The Productivity Paradox
Here’s where it gets really interesting. The vendor studies paint a rosy picture — 20-55% faster task completion. But independent research tells a different story:
- Bain & Company described real-world savings as “unremarkable”
- The METR randomized controlled trial with experienced open-source developers found they were actually 19% slower with AI tools
- Developers only spend 20-40% of their time actually writing code, so even significant code-generation speedups translate to modest overall productivity gains
- Large enterprises report 33-36% reduction in code-related development time — but that’s “code-related,” not total engineering time
The 19% slowdown finding deserves attention. Experienced developers estimated they were 20% faster but measured 19% slower. The cognitive overhead of reviewing, validating, and integrating AI suggestions ate more time than it saved.
The Quality Tax
The 2025 DORA Report found that a 90% increase in AI adoption was associated with:
- 9% climb in bug rates
- 91% increase in code review time
- 154% increase in pull request size
- Code duplication up 4x
That last number — 4x code duplication — should concern every engineering leader. AI tools are excellent at generating plausible-looking code, but they optimize for local correctness over global architectural coherence.

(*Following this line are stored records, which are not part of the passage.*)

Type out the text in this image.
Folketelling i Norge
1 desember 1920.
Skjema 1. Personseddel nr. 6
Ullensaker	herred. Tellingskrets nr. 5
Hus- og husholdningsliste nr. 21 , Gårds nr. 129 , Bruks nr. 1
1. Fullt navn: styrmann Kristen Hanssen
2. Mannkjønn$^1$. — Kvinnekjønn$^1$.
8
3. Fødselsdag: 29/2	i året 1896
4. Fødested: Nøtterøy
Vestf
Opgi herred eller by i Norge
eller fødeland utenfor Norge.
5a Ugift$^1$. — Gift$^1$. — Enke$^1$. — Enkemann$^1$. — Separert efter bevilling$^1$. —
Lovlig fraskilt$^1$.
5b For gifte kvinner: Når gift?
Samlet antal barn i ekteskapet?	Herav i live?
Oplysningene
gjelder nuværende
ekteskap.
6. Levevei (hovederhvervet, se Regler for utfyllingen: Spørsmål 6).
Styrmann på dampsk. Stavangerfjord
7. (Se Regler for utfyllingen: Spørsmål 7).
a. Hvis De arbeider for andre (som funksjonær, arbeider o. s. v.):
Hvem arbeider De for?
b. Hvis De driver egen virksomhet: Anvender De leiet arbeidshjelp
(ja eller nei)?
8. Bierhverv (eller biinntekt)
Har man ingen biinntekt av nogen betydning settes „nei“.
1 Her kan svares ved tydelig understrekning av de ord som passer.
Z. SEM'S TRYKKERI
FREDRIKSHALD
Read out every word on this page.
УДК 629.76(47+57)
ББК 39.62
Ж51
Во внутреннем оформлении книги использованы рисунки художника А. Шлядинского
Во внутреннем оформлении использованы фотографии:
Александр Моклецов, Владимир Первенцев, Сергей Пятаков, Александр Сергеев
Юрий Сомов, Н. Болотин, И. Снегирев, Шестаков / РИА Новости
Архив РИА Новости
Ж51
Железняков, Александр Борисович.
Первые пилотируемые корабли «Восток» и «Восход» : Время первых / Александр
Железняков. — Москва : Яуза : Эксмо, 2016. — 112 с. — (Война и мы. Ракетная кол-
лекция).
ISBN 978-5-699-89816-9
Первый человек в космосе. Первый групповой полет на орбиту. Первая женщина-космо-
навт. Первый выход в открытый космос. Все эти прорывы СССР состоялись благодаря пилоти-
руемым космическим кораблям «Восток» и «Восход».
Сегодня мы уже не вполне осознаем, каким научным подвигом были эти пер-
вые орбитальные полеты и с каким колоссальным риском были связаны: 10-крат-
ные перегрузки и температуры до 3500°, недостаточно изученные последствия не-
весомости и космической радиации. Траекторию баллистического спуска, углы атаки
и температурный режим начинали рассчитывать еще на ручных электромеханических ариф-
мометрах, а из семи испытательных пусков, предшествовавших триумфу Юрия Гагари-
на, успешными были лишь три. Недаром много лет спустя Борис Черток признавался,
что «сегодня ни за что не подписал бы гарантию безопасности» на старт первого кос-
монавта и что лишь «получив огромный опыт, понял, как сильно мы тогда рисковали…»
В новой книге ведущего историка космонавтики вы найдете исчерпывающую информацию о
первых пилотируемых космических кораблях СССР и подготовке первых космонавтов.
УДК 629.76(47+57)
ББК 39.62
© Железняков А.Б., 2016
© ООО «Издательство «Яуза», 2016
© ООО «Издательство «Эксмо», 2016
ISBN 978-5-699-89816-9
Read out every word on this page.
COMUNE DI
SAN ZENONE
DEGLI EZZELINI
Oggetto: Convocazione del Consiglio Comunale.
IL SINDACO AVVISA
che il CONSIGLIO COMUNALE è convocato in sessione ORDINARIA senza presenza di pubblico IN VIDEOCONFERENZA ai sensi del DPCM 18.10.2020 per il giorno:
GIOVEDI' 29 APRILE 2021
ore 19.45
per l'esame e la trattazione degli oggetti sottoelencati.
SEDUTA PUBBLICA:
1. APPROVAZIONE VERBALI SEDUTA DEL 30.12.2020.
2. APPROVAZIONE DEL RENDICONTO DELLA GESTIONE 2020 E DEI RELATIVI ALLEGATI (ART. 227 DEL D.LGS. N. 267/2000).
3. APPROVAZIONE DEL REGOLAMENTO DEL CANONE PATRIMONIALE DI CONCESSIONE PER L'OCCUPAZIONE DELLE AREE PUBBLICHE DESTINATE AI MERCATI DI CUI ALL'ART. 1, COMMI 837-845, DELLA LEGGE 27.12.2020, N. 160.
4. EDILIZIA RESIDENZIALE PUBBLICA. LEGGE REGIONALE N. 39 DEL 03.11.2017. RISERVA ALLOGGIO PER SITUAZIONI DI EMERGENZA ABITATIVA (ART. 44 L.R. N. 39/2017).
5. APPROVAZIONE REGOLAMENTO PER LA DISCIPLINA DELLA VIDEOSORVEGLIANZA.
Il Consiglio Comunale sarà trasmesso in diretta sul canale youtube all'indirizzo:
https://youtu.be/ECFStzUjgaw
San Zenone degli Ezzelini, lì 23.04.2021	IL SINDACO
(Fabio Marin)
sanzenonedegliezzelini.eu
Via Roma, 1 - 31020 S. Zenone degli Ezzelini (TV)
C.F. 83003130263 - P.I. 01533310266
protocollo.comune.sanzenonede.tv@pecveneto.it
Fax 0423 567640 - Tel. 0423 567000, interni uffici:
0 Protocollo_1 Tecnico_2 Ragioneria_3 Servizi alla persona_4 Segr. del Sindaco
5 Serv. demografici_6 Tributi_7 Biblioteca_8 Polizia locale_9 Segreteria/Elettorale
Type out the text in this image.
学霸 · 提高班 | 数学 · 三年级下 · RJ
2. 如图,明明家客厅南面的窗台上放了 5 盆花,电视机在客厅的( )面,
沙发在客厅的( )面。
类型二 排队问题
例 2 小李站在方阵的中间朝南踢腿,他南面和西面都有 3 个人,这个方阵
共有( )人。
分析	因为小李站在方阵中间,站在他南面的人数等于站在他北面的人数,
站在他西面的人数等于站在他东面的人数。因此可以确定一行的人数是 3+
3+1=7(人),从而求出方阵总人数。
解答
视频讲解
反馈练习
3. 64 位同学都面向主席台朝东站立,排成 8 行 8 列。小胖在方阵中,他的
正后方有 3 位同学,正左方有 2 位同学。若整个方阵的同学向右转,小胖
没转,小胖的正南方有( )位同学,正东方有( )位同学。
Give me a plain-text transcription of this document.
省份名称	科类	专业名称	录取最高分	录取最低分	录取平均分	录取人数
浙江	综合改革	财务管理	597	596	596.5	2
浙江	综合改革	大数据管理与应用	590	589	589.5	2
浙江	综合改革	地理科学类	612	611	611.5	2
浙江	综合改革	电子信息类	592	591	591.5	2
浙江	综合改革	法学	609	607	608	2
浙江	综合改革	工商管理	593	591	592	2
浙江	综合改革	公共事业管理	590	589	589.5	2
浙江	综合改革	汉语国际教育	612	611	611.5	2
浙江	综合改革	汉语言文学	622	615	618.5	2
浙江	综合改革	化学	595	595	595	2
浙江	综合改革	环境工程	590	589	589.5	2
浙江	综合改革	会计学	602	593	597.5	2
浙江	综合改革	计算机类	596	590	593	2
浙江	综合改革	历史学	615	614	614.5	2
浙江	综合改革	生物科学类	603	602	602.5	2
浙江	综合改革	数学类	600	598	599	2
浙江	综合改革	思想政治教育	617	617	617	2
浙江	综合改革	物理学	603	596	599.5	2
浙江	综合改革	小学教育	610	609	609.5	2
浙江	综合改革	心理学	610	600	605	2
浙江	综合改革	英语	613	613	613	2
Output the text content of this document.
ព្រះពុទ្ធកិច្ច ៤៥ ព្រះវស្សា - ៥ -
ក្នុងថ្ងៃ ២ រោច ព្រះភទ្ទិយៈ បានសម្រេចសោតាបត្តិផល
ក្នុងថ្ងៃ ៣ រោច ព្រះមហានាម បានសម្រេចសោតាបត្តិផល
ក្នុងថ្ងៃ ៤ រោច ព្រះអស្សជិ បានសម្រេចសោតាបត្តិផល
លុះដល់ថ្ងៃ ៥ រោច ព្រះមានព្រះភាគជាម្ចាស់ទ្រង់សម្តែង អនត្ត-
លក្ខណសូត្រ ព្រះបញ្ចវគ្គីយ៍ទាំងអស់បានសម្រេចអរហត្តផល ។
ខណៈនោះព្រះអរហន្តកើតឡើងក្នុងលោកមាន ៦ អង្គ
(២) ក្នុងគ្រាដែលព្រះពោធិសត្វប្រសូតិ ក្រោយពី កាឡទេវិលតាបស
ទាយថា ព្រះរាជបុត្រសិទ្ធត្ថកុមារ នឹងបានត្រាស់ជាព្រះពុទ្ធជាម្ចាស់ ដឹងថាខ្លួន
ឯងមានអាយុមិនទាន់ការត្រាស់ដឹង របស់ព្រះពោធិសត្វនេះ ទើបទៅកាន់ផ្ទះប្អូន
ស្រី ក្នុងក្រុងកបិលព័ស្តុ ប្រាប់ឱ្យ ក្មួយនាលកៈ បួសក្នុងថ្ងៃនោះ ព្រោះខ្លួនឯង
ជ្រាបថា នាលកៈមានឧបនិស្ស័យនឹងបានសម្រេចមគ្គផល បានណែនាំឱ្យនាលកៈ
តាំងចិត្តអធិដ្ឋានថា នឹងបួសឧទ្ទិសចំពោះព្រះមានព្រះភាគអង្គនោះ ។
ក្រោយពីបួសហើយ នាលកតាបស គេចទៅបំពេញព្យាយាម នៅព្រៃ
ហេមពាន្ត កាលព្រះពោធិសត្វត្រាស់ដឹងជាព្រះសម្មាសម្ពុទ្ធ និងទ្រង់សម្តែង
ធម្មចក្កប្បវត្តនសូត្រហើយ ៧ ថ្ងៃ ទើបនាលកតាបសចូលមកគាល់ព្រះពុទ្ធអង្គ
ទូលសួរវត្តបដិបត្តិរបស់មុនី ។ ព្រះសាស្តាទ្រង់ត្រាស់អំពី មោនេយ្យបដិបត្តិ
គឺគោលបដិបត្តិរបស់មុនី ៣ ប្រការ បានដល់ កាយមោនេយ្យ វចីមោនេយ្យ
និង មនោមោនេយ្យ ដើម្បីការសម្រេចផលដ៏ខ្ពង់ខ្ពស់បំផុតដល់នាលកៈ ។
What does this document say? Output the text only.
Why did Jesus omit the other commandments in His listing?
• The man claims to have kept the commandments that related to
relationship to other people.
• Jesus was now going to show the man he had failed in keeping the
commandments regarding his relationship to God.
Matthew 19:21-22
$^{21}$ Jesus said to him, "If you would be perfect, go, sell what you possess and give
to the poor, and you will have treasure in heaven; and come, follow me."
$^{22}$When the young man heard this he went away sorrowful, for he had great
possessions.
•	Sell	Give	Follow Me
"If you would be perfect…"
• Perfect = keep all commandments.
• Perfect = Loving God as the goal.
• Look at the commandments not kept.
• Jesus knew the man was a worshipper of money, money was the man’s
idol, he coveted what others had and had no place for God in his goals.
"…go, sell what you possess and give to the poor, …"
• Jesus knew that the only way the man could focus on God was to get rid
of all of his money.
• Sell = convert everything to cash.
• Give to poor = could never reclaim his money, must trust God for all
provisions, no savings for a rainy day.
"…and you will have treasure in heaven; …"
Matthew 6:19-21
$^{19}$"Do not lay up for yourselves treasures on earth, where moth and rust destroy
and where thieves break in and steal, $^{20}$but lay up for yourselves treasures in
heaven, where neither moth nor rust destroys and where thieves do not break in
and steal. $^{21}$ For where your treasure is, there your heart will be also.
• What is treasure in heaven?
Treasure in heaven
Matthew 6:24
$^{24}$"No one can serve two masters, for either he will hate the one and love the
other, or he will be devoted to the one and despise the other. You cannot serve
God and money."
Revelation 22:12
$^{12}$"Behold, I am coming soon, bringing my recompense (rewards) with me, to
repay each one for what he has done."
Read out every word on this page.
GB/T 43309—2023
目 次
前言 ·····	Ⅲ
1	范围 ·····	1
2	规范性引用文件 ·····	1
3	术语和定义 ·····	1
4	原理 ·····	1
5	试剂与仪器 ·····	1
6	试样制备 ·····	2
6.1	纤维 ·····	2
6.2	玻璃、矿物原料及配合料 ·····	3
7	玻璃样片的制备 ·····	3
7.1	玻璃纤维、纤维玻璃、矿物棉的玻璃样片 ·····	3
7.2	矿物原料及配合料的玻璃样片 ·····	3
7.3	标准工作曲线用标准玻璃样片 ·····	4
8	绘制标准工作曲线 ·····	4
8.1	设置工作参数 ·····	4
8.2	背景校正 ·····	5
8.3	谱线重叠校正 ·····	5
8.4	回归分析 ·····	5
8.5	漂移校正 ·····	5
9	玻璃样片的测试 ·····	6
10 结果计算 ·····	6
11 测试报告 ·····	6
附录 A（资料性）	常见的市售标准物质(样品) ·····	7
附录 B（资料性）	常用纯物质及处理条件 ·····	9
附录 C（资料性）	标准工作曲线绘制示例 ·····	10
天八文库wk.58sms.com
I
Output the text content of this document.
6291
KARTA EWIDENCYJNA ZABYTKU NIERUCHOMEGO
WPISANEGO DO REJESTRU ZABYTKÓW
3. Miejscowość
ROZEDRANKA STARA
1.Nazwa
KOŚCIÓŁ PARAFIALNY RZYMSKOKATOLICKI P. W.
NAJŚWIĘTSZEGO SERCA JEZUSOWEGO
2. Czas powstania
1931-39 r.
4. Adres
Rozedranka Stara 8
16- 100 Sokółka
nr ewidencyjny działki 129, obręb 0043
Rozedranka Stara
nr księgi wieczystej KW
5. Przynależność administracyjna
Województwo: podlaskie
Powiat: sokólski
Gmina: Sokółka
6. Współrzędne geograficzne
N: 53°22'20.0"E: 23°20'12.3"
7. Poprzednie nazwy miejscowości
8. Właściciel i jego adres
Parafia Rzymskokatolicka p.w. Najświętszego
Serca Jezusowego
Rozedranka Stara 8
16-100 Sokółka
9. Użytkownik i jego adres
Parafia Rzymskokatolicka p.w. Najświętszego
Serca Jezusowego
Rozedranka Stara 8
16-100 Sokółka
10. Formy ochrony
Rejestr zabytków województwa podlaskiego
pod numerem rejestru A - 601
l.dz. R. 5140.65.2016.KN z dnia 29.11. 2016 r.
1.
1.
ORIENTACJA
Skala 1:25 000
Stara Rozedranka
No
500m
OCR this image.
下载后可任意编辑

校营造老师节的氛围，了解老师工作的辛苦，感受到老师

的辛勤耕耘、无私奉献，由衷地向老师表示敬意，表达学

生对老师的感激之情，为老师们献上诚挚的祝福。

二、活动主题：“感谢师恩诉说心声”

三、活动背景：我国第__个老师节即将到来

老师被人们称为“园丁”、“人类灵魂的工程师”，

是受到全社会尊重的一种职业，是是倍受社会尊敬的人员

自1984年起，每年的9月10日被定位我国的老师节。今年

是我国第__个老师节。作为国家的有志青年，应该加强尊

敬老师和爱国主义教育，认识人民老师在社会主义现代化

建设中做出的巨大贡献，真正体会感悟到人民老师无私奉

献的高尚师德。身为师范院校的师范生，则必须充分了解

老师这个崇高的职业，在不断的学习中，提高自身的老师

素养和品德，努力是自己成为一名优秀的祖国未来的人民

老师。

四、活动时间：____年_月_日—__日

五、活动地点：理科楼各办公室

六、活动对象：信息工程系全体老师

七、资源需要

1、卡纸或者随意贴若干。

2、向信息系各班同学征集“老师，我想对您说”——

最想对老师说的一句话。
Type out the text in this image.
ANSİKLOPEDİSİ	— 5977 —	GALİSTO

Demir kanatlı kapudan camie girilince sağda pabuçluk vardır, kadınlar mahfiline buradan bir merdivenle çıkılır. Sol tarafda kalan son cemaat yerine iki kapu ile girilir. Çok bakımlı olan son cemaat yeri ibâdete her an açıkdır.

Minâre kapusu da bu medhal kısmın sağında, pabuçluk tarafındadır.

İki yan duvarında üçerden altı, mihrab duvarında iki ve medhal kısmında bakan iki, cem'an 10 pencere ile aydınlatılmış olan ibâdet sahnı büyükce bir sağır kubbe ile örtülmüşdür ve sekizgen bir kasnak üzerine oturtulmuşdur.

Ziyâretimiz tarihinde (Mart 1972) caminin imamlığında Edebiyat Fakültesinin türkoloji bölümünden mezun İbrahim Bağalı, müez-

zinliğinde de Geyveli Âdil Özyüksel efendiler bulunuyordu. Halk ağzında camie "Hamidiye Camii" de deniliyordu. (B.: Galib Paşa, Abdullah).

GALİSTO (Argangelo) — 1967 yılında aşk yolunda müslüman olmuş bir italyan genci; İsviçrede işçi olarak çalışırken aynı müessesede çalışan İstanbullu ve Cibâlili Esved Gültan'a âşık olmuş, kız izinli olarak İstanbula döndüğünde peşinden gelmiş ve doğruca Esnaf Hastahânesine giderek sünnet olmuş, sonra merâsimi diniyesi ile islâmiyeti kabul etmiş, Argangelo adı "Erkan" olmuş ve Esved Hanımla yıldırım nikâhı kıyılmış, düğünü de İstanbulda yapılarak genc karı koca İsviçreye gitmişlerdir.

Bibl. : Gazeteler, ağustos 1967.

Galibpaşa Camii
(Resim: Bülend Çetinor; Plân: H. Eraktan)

The experience-level pattern is particularly revealing:
- Junior devs accept 31.9% of AI suggestions but encounter 8.2 quality issues per PR
- Senior devs accept 23.7% but encounter only 3.1 quality issues per PR
Seniors are more selective. They recognize when AI output “looks right but isn’t.” Juniors don’t have the mental models yet to catch the subtle architectural mismatches.
What I’m Doing About It
Rather than chasing a “percentage AI-generated” vanity metric, we’re focusing on:
- Establishing quality gates — AI-generated code goes through the same review standards, plus automated checks for common AI patterns (duplicate logic, unnecessary abstractions)
- Tracking acceptance quality, not quantity — measuring how often accepted AI suggestions survive code review unchanged, and how often they’re flagged in production
- Segmenting by use case — AI is genuinely excellent for boilerplate, test generation, and documentation. It’s mediocre for business logic and actively risky for security-sensitive code
- Investing in reviewer skills — training senior engineers specifically on AI code review patterns, because reviewing AI output is a different skill than reviewing human output
The Real Question
When a CEO says “30% of our code is AI-generated,” what they’re really signaling is tool adoption and modernization velocity. It’s an investor relations narrative, not an engineering metric.
The question isn’t “what percentage of your code is AI-generated.” It’s:
- Is your team’s defect rate going up or down since AI adoption?
- Is your cycle time actually improving, or just your lines-of-code throughput?
- Are your senior engineers spending more time reviewing AI output than they saved by not writing it?
- Is your technical debt growing faster than your feature velocity?
I’d love to hear from other engineering leaders: what are your actual numbers? Not the headline metrics, but the messy reality. What’s your AI acceptance rate? What’s happening to your code review cycles? And most importantly — are you actually shipping better software faster, or just shipping more code?